Russian Energy Minister Alexander Novak said Thursday that talks with Turkey on building a pipeline that would allow Russia to export natural gas to the European Union through Turkey have been halted.

The Turkish and Russian foreign ministers met on the sidelines of an Organization for Security and Cooperation meeting in Serbia’s capital, Belgrade, on Thursday, a Turkish Foreign Ministry official said on condition of anonymity because of government rules that bar officials from speaking to reporters without prior authorization. It was the first meeting at a senior level between the two countries since the plane’s downing.

Turkish President Recep Tayyip Erdogan has vehemently denied that his country was involved in oil trade with the IS, and has pledged to step down if Moscow proves its accusations. The Russian Defense Ministry on Wednesday released an array of satellite and aerial images which it said show hundreds of oil trucks streaming across the border. The ministry insisted that the images definitively prove Turkey’s massive oil trade with the IS.

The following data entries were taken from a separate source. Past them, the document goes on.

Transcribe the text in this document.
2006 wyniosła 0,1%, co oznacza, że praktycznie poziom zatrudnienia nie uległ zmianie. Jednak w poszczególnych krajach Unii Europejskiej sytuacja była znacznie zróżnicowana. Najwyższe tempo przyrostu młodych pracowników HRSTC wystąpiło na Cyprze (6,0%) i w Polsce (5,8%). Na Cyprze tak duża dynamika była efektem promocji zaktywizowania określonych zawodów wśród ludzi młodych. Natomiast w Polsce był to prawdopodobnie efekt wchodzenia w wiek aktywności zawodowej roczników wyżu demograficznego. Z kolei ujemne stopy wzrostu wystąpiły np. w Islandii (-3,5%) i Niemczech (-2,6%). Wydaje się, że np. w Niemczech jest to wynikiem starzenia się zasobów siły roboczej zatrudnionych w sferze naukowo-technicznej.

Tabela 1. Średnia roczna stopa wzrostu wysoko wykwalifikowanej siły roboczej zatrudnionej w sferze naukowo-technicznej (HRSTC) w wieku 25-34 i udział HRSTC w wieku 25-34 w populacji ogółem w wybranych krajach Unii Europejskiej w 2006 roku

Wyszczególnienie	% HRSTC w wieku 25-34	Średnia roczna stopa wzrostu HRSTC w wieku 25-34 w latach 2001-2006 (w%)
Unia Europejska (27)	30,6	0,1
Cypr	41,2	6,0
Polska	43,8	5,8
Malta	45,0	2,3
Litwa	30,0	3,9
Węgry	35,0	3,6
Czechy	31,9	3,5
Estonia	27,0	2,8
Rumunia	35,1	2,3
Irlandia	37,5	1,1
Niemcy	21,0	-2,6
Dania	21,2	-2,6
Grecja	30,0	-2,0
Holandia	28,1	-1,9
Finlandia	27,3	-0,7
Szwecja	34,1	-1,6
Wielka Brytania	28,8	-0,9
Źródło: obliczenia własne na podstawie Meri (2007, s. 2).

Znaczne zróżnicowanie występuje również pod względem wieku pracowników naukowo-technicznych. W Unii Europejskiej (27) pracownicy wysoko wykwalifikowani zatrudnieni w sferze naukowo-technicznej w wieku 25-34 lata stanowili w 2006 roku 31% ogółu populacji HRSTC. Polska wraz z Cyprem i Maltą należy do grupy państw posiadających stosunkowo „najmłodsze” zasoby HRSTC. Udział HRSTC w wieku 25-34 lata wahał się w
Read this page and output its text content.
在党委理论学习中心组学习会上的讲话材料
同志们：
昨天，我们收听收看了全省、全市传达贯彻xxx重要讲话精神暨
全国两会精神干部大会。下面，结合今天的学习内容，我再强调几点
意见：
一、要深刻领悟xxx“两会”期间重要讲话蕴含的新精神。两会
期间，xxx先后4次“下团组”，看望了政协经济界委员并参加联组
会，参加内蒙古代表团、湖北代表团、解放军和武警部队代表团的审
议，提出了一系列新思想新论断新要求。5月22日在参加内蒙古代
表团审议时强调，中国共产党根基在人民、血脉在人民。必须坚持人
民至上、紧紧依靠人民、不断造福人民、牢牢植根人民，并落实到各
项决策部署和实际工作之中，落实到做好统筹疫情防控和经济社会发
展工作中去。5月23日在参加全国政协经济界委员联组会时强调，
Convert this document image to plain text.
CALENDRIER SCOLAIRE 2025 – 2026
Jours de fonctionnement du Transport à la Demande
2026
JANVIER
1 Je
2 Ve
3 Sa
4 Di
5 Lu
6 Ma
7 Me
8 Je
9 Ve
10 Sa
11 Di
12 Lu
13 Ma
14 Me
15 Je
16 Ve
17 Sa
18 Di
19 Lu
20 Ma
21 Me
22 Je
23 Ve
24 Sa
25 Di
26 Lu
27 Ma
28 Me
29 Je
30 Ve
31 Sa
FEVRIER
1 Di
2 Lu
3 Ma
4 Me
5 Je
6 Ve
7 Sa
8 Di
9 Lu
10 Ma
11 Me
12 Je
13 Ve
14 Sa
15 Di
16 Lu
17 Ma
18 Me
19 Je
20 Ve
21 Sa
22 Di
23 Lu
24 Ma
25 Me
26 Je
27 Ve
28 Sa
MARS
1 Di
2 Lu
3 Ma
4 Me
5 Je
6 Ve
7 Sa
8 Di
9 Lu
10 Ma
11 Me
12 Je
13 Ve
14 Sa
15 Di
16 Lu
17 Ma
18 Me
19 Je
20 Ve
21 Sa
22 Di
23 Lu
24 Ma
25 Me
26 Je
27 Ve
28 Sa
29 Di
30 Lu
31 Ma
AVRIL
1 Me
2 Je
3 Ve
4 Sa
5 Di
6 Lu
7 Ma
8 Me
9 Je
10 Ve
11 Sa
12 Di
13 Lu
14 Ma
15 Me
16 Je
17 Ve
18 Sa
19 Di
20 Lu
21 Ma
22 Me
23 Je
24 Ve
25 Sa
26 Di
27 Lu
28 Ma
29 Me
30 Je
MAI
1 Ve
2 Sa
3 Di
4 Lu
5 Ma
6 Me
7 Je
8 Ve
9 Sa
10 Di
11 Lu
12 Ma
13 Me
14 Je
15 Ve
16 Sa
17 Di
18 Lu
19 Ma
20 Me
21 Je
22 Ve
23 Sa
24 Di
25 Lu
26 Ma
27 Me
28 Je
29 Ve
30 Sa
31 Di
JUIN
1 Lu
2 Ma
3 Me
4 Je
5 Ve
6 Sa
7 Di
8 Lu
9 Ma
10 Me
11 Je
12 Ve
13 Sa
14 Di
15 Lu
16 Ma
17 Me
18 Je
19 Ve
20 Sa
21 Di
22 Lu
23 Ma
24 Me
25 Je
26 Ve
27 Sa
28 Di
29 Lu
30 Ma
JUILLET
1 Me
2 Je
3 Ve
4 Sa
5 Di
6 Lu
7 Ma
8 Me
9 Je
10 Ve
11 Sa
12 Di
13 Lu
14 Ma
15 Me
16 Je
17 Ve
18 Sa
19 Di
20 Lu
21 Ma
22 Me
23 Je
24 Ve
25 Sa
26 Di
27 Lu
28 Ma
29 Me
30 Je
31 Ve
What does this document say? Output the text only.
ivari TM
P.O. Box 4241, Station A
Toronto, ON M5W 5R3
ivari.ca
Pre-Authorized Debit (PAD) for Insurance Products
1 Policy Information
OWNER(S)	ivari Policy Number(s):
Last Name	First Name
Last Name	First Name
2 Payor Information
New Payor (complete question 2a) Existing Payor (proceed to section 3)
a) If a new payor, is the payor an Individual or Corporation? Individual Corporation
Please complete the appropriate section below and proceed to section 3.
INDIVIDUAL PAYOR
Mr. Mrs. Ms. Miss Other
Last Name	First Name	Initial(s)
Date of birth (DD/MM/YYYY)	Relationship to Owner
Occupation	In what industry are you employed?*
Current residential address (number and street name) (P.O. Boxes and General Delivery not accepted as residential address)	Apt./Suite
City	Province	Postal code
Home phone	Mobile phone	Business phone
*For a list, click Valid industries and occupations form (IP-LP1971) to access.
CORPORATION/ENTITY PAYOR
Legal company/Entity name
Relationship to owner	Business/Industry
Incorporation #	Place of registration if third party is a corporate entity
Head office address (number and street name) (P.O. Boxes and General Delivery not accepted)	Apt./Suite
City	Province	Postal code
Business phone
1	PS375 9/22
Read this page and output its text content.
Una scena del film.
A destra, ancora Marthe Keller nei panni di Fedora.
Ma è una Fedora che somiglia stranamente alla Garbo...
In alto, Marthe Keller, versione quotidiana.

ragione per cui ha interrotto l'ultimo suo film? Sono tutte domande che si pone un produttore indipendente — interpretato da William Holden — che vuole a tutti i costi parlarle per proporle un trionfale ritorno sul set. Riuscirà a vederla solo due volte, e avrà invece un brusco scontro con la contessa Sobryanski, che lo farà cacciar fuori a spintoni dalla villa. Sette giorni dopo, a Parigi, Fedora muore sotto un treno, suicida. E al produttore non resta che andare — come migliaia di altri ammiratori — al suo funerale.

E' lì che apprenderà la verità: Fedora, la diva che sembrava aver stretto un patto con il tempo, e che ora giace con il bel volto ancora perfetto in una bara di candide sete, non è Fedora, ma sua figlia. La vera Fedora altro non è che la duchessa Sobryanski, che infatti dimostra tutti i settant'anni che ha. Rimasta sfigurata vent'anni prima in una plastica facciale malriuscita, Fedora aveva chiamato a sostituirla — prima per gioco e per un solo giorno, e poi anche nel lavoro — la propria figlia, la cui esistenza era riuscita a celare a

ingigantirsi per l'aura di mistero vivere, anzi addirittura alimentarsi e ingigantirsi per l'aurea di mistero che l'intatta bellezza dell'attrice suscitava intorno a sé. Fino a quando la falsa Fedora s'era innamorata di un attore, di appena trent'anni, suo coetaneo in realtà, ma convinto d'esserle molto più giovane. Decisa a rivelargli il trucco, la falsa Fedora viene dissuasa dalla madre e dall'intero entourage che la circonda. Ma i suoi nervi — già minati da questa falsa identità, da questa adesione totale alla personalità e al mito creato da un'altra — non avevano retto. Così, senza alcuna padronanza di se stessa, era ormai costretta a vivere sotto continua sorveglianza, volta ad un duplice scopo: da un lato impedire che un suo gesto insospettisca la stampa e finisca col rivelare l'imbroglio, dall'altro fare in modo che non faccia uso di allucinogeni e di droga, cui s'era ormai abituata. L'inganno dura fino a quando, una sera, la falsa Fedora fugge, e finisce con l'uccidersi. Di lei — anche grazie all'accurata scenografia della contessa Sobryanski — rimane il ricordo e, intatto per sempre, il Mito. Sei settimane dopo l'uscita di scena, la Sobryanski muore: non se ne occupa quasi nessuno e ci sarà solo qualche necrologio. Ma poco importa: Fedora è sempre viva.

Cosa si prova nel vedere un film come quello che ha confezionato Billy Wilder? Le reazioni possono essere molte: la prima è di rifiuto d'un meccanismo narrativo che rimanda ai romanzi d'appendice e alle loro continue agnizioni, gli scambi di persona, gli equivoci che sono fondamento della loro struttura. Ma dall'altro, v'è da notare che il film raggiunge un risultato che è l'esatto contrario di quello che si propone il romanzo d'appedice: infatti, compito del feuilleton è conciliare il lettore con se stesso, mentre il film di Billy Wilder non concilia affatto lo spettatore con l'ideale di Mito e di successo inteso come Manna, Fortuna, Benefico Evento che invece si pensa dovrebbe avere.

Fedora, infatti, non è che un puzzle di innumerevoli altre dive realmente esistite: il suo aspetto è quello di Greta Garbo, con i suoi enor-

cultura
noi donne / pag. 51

Top Defense Ministry officials also accused Erdogan and his family of personally benefiting from the oil trade with the IS, although they didn’t provide any evidence to back the claim.

Erdogan on Thursday claimed that the largest dealer for the IS oil is a Syrian who also has a Russian passport. Turkish Prime Minister Ahmet Davutoglu, speaking in Baku, Azerbaijan, urged Putin to tone down his language.

Moscow has said that its warplanes have been targeting terrorist groups near Syria’s border with Turkey, while Ankara has said the Russian raids have been aimed at moderate militant groups made of ethnic Turks who oppose Syrian President Bashar Assad’s regime. The militants shot and killed the downed plane’s pilot while he was descending on parachute and also killed a Russian marine who was involved in rescuing the plane’s co-pilot.

Following Monday’s meeting with President Barack Obama on the sidelines of a climate summit in Paris, Putin said they have a shared understanding on how to move toward a political settlement in Syria and discussed efforts to compile a list of extremist groups and another one of members of legitimate political opposition.

IS on Wednesday released a video in which a Russian-speaking man identifies himself as Magomed Khasayev, confesses to spying for Russian intelligence and then is shown apparently being beheaded by another Russian-speaking man.